En signant l’acte de naissance du port de commerce de Conakry en 1895, le lieutenant français Noël Ballay, Gouverneur de la colonie de Guinée Française de l’île forestière de Tombo devenue Capitale par la suite, avait mesuré la portée du commerce transatlantique pour la France.

A partir de cette période, les transports maritimes en tant qu’instrument utilisés par la colonisation se sont développés et ont joué un rôle de premier plan pour l’évacuation des ressources naturelles de la Guinée vers la ‘métropole’ Française.

Une jetée d’une centaine de mètres de long et d’environ 5m de large, constituée de blocs de granit et de latérite fut construite.

Le point de départ de cette 1ère jetée se situait sur le terre-plein à l’actuelle entrée principale du port à proximité de l’emplacement occupée de nos jours par l’Etat Major de la Marine Nationale.

 

En 1929 fut lancée par l’Administration coloniale, le premier programme de grands travaux du Port de Conakry.

Ce programme couvrira la décennie 1929-1939 et concernera les actions suivantes :

  • l’achat d’une drague à godet de 400l pour l’entretien des profondeurs(le secteur Nord-Ouest choisi était plus envasé que le secteur sud-ouest).
  • la construction d’un quai de 300 m en eau profonde face au mouillage Nord pour permettre l’accueil simultané de deux navires de 100m et 110 m.
  • les débuts de construction de la digue baptisée ‘Digue de la Prudente’ dont les travaux seront interrompus pendant la seconde guerre mondiale.
  • la construction d’un appontement spécialisé qui prit le nom de ‘quai bananier’

En 1938, le port de Conakry disposait de 3 postes à quai et son trafic était de 180.000 tonnes de marchandises par an.

A cette époque déjà, Conakry était avec Dakar le seul Port d’AOF à posséder des quais en eau profonde.

De 1939 à 1945 dans le cadre des deux premiers plans quadriennaux, le Port de Conakry a connu les aménagements suivants :

  • la construction de quatre postes à quai fondés entre 8m et 11 m et deux postes à quai fondés à 4m doublant ainsi les dimensions du port.
  • la construction d’une 2ème digue et l’acquisition d’une 2ème drague à godets de 775 litres.
  • la construction de magasins cales, d’un hangar à bananes, l’aménagement de routes, de voies ferrées, de terre-pleins, l’éclairage du port, l’alimentation en eau des quais, la construction d’un poste à quai dans l’île de Kassa pour l’évacuation de la bauxite.

En 1955, le Port  de Conakry disposait alors de huit (8) postes à quai pour recevoir les navires long courrier (y compris le quai de Kassa) et avait enregistré un trafic annuel de 1,5 millions de tonnes.

De l’indépendance en 1958 jusqu’en 1981, le Port n’a connu aucun autre aménagement.

L’état de dégradation poussée des installations entraînant un faible niveau des opérations portuaires et une baisse drastique de la fréquentation du port par les armements, a amené les pouvoirs publics d’alors à solliciter en 1981 l’assistance technique de la Banque mondiale et du Gouvernement Allemand pour préparer des études de faisabilité et d’ingénierie et un plan directeur pour le développement du Port.

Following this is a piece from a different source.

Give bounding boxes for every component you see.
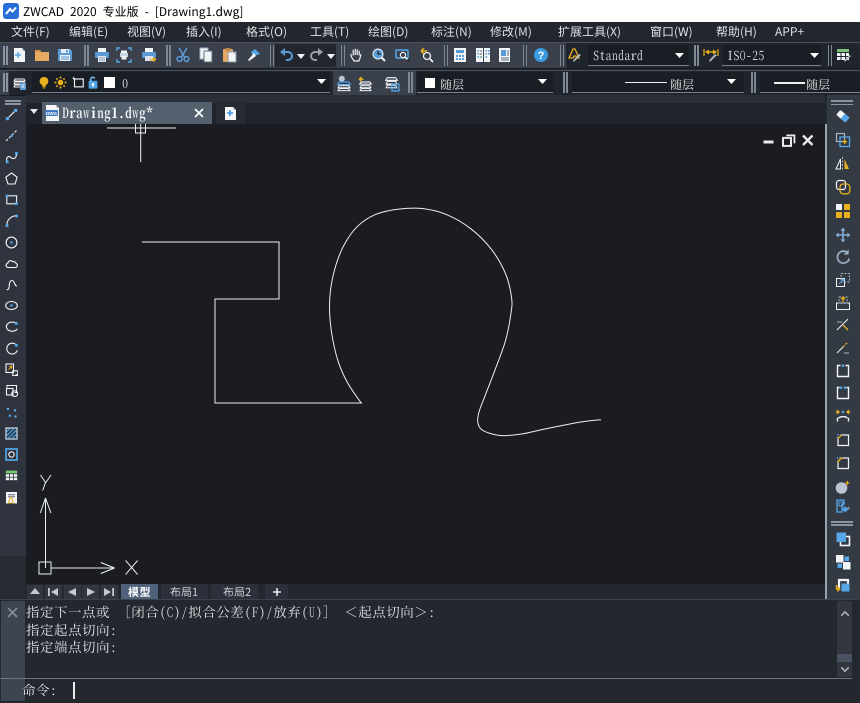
svg-text:DWG: DWG — [46, 111, 57, 116]
svg-text:?: ? — [538, 50, 545, 62]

A travers un financement de l’IDA (Banque mondiale), de la GTZ et de la KFW (Allemagne) le bureau d’ingénieurs Conseils (Lackner et Partner) a été choisi.

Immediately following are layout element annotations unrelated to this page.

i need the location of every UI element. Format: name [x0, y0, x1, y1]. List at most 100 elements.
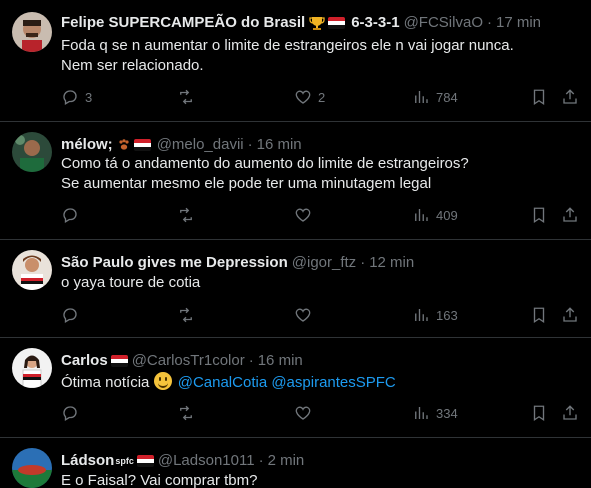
views-button[interactable]: 163: [412, 306, 458, 324]
view-count: 334: [436, 405, 458, 421]
like-button[interactable]: [294, 206, 312, 224]
separator-dot: ·: [486, 14, 492, 31]
tweet[interactable]: São Paulo gives me Depression @igor_ftz …: [0, 240, 591, 338]
tweet-text-line: Como tá o andamento do aumento do limite…: [61, 155, 469, 172]
views-icon: [415, 309, 428, 321]
reply-icon: [63, 308, 77, 323]
display-name[interactable]: Ládson: [61, 451, 114, 471]
mention-link[interactable]: @CanalCotia: [178, 374, 267, 391]
timestamp[interactable]: 12 min: [369, 253, 414, 273]
display-name[interactable]: Felipe SUPERCAMPEÃO do Brasil: [61, 13, 305, 33]
retweet-button[interactable]: [177, 88, 195, 106]
avatar[interactable]: [12, 12, 52, 52]
share-button[interactable]: [561, 404, 579, 422]
like-button[interactable]: 2: [294, 88, 325, 106]
handle[interactable]: @FCSilvaO: [404, 13, 483, 33]
tweet-text-line: E o Faisal? Vai comprar tbm?: [61, 472, 258, 488]
handle[interactable]: @Ladson1011: [158, 451, 255, 471]
tweet-text: E o Faisal? Vai comprar tbm?: [61, 471, 257, 488]
share-button[interactable]: [561, 206, 579, 224]
views-button[interactable]: 784: [412, 88, 458, 106]
tweet-header: São Paulo gives me Depression @igor_ftz …: [61, 253, 414, 273]
reply-button[interactable]: [61, 306, 79, 324]
timeline-feed: Felipe SUPERCAMPEÃO do Brasil 6-3-3-1 @F…: [0, 0, 591, 488]
like-button[interactable]: [294, 306, 312, 324]
bookmark-icon: [533, 307, 545, 324]
tweet[interactable]: Ládson spfc @Ladson1011 · 2 min E o Fais…: [0, 438, 591, 488]
tweet-text-prefix: Ótima notícia: [61, 374, 150, 391]
bookmark-icon: [533, 207, 545, 224]
handle[interactable]: @igor_ftz: [292, 253, 356, 273]
handle[interactable]: @melo_davii: [157, 135, 244, 155]
views-icon: [415, 407, 428, 419]
view-count: 163: [436, 307, 458, 323]
flag-icon: [133, 139, 151, 151]
tweet-text-line: Se aumentar mesmo ele pode ter uma minut…: [61, 175, 432, 192]
avatar[interactable]: [12, 448, 52, 488]
reply-icon: [63, 406, 77, 421]
retweet-button[interactable]: [177, 206, 195, 224]
timestamp[interactable]: 17 min: [496, 13, 541, 33]
mention-link[interactable]: @aspirantesSPFC: [271, 374, 395, 391]
retweet-icon: [180, 89, 192, 105]
display-name[interactable]: São Paulo gives me Depression: [61, 253, 288, 273]
retweet-button[interactable]: [177, 404, 195, 422]
avatar[interactable]: [12, 250, 52, 290]
like-count: 2: [318, 89, 326, 105]
reply-button[interactable]: 3: [61, 88, 92, 106]
bookmark-button[interactable]: [530, 306, 548, 324]
like-button[interactable]: [294, 404, 312, 422]
flag-icon: [110, 355, 128, 367]
timestamp[interactable]: 2 min: [268, 451, 305, 471]
tweet-text-line: Foda q se n aumentar o limite de estrang…: [61, 37, 514, 54]
tweet[interactable]: Felipe SUPERCAMPEÃO do Brasil 6-3-3-1 @F…: [0, 0, 591, 122]
tweet-actions: 409: [61, 206, 581, 226]
timestamp[interactable]: 16 min: [258, 351, 303, 371]
heart-icon: [295, 308, 311, 322]
views-icon: [415, 209, 428, 221]
timestamp[interactable]: 16 min: [257, 135, 302, 155]
tweet-actions: 163: [61, 306, 581, 326]
share-icon: [563, 405, 577, 420]
display-name-suffix: 6-3-3-1: [351, 14, 400, 31]
bookmark-icon: [533, 405, 545, 422]
display-name[interactable]: mélow;: [61, 135, 113, 155]
avatar[interactable]: [12, 132, 52, 172]
share-button[interactable]: [561, 88, 579, 106]
avatar[interactable]: [12, 348, 52, 388]
separator-dot: ·: [360, 254, 366, 271]
tweet-text: Ótima notícia @CanalCotia @aspirantesSPF…: [61, 372, 396, 393]
tweet-actions: 3 2 784: [61, 88, 581, 108]
display-name[interactable]: Carlos: [61, 351, 108, 371]
bookmark-button[interactable]: [530, 404, 548, 422]
flag-icon: [328, 17, 346, 29]
tweet-header: mélow; @melo_davii · 16 min: [61, 135, 302, 155]
tweet-header: Ládson spfc @Ladson1011 · 2 min: [61, 451, 304, 471]
tweet-header: Felipe SUPERCAMPEÃO do Brasil 6-3-3-1 @F…: [61, 13, 541, 33]
heart-icon: [295, 208, 311, 222]
trophy-icon: [309, 16, 325, 31]
share-icon: [563, 89, 577, 104]
tweet[interactable]: mélow; @melo_davii · 16 min Como tá o an…: [0, 122, 591, 240]
tweet[interactable]: Carlos @CarlosTr1color · 16 min Ótima no…: [0, 338, 591, 438]
heart-icon: [295, 406, 311, 420]
handle[interactable]: @CarlosTr1color: [132, 351, 245, 371]
reply-icon: [63, 208, 77, 223]
views-button[interactable]: 409: [412, 206, 458, 224]
reply-button[interactable]: [61, 206, 79, 224]
paw-icon: [117, 138, 131, 152]
share-button[interactable]: [561, 306, 579, 324]
bookmark-icon: [533, 89, 545, 106]
flag-icon: [136, 455, 154, 467]
retweet-button[interactable]: [177, 306, 195, 324]
reply-icon: [63, 90, 77, 105]
reply-button[interactable]: [61, 404, 79, 422]
reply-count: 3: [85, 89, 93, 105]
bookmark-button[interactable]: [530, 88, 548, 106]
views-button[interactable]: 334: [412, 404, 458, 422]
heart-icon: [295, 90, 311, 104]
separator-dot: ·: [247, 136, 253, 153]
tweet-actions: 334: [61, 404, 581, 424]
smiley-emoji-icon: [153, 372, 172, 390]
bookmark-button[interactable]: [530, 206, 548, 224]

Suite aux études faites par ledit bureau d’Ingénieurs Conseils, une réorganisation des activités portuaires autour d’un acteur unique a été proposée. Le Port Autonome de Conakry a été ainsi créée suivant le Décret N°050/PRG/82 du 22 Juin 1982 après démantèlement de quatre entreprises ou Administrations d’Etat qui se partageaient le secteur portuaire. Il s’agit de :

  • L’Office Maritime : Pour les travaux techniques d’aménagement et de construction
  • L’ENTRAT (Entreprise de Transport Routier, d’Acconage et de Transit)
  • La S.N.G (Société Navale Guinéenne) : Pour le cabotage et les armements
  • L’Administration Générale du Port : Pour la coordination de l’administration.